Opportunity Zones get all the love but a little-known tax incentive pre-dating Opportunity Zones already rewards small business investors by allowing them to write off losses and eliminate taxes on gains. 

  • Risk mitigation for angels. If the investors were part of the first $1 million of money raised by the startup – the early money – and the company tries but fails to get traction and closes, those investors can deduct their losses against ordinary income. This deduction is ‘Above the Line’, which means the write-off lowers taxable income dollar for dollar. 
  • Upside incentive. If the startup has success that results in an eventual exit or profit for investors (in a merger, for example), then all profits up to $10 million are excluded from paying capital gains! The good news is, the investors don’t have to be part of the first $1 million for the exclusion to apply. Even later stage investments qualify, as long as it took more than five years from the time of investment to the exit or profits to be realized.
  • Geographically agnostic. Unlike Opportunity Zones, the QSBS have no specific geographic boundary (and therefore no intentional goals low-income communities). There is little knowledge of these incentives, and has been even less use to day. If you are an Impact investor, make sure you are investing in QSBS term sheets. Better yet, invest in a QSBS Fund so any losses are a good write-off, and you have a good chance to have tax-profits from investing in something you care about!

Bonus: Solve legal impediments to managing fiduciary and impact duties

Will Martindale, United Nations Principles for Responsible Investment

Investors have a fiduciary duty to integrate financially-material factors, including environmental, social and governance (ESG) factors, in their investment decisions. In addition, the Paris Agreement and UN Sustainable Development Goals have ramped up investor awareness about global sustainability challenges, with investors increasingly thinking about the way in which their investment activity contributes to impact, such as decarbonisation efforts.
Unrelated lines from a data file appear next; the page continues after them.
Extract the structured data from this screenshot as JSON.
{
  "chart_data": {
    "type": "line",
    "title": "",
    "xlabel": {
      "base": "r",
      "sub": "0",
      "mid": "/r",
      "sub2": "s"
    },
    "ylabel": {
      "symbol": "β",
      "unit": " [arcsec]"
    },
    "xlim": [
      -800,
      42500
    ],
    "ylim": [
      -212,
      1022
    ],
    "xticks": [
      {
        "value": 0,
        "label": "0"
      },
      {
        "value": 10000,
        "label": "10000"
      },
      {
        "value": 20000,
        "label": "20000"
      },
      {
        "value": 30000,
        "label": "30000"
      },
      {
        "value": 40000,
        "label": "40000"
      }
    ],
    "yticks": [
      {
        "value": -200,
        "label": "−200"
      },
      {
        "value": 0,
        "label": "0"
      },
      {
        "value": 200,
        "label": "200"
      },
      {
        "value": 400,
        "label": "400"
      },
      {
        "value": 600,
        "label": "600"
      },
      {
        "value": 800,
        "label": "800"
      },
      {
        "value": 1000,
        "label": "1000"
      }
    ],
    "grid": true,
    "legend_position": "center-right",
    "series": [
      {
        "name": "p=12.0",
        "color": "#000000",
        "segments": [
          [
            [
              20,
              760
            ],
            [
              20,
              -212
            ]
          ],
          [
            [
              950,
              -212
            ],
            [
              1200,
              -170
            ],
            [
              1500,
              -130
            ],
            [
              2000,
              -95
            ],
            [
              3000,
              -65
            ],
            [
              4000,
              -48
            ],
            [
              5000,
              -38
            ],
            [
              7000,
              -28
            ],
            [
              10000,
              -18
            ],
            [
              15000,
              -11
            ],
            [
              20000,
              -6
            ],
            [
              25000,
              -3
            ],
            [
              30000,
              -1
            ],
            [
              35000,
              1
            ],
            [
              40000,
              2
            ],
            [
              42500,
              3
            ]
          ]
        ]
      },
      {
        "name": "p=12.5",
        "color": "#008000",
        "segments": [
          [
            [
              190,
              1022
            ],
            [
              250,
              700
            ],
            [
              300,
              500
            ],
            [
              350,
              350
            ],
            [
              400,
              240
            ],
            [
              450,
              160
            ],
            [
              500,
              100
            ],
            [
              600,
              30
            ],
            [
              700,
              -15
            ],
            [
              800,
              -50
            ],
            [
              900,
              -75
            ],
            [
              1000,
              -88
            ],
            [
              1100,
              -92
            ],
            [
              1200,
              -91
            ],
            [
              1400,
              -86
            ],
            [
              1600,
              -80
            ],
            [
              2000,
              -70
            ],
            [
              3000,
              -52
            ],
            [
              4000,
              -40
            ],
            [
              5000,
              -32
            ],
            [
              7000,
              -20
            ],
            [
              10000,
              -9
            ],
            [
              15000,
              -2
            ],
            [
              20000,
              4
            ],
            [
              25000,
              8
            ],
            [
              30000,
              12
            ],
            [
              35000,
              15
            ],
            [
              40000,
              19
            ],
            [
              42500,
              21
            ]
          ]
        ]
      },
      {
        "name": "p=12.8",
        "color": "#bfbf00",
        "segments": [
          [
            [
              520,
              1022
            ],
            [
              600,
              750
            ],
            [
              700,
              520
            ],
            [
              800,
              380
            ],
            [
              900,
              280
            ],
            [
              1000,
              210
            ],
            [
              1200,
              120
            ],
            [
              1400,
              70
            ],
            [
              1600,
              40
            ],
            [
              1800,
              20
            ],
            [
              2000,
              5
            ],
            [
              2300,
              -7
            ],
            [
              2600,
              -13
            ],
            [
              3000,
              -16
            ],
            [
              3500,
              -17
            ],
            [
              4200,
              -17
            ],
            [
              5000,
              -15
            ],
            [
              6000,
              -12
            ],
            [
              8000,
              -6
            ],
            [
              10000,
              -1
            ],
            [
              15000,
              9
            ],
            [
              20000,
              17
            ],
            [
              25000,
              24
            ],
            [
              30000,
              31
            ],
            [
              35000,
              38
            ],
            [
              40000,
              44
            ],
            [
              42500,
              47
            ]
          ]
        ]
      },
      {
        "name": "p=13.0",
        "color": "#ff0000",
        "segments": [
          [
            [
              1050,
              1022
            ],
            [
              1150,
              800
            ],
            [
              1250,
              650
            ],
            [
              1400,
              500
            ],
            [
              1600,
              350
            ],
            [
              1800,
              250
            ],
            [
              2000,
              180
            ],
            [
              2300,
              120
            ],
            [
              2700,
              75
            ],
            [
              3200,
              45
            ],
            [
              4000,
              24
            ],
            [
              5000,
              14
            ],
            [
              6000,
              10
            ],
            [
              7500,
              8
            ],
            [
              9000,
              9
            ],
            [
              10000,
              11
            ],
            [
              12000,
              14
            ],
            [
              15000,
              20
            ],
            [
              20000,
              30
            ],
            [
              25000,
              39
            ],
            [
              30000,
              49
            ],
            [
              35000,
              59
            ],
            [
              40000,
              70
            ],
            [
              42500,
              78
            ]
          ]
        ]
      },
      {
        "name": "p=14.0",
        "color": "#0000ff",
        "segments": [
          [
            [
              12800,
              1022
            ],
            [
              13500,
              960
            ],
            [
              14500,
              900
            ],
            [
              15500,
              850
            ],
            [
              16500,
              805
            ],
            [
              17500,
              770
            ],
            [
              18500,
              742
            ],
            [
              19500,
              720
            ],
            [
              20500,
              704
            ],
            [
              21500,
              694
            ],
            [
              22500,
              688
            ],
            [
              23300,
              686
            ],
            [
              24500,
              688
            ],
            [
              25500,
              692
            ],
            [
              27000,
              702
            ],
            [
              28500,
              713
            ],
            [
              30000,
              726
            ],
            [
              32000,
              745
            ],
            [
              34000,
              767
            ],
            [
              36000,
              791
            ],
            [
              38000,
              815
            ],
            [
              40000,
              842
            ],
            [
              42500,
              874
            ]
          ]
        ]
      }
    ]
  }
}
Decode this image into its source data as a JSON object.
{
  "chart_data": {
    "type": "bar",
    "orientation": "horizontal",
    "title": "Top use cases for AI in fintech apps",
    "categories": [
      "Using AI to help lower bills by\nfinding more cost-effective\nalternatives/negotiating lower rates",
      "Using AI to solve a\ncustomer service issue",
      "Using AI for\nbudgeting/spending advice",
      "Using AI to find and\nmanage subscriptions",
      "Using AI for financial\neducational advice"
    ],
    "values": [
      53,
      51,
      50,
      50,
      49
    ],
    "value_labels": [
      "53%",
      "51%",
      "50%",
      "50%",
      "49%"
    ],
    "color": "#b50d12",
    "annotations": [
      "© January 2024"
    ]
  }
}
While there are emerging pockets of excellence in technical understanding of impact, fundamental legal questions remain, including:

  • Are there legal impediments to investors adopting “impact targets”—for example—that an investor’s investment activity is consistent with no more than 1.5 degrees of warming?
  • Are investors legally required to integrate the sustainability impacts of their investment activity in their decision-making processes?
  • On what positive legal grounds could or should investors integrate the realisation of the SDGs in their investment decision-making?

The PRI, the UN’s Environment Programme Finance Initiative and the Generation Foundation launched A Legal Framework for Impact to understand how investors in major jurisdictions can manage their fiduciary and impact duties within existing legal frameworks. The project will also explore what happens if fiduciary and impact duties are in conflict. In some cases, the project is expected to recommend policy change.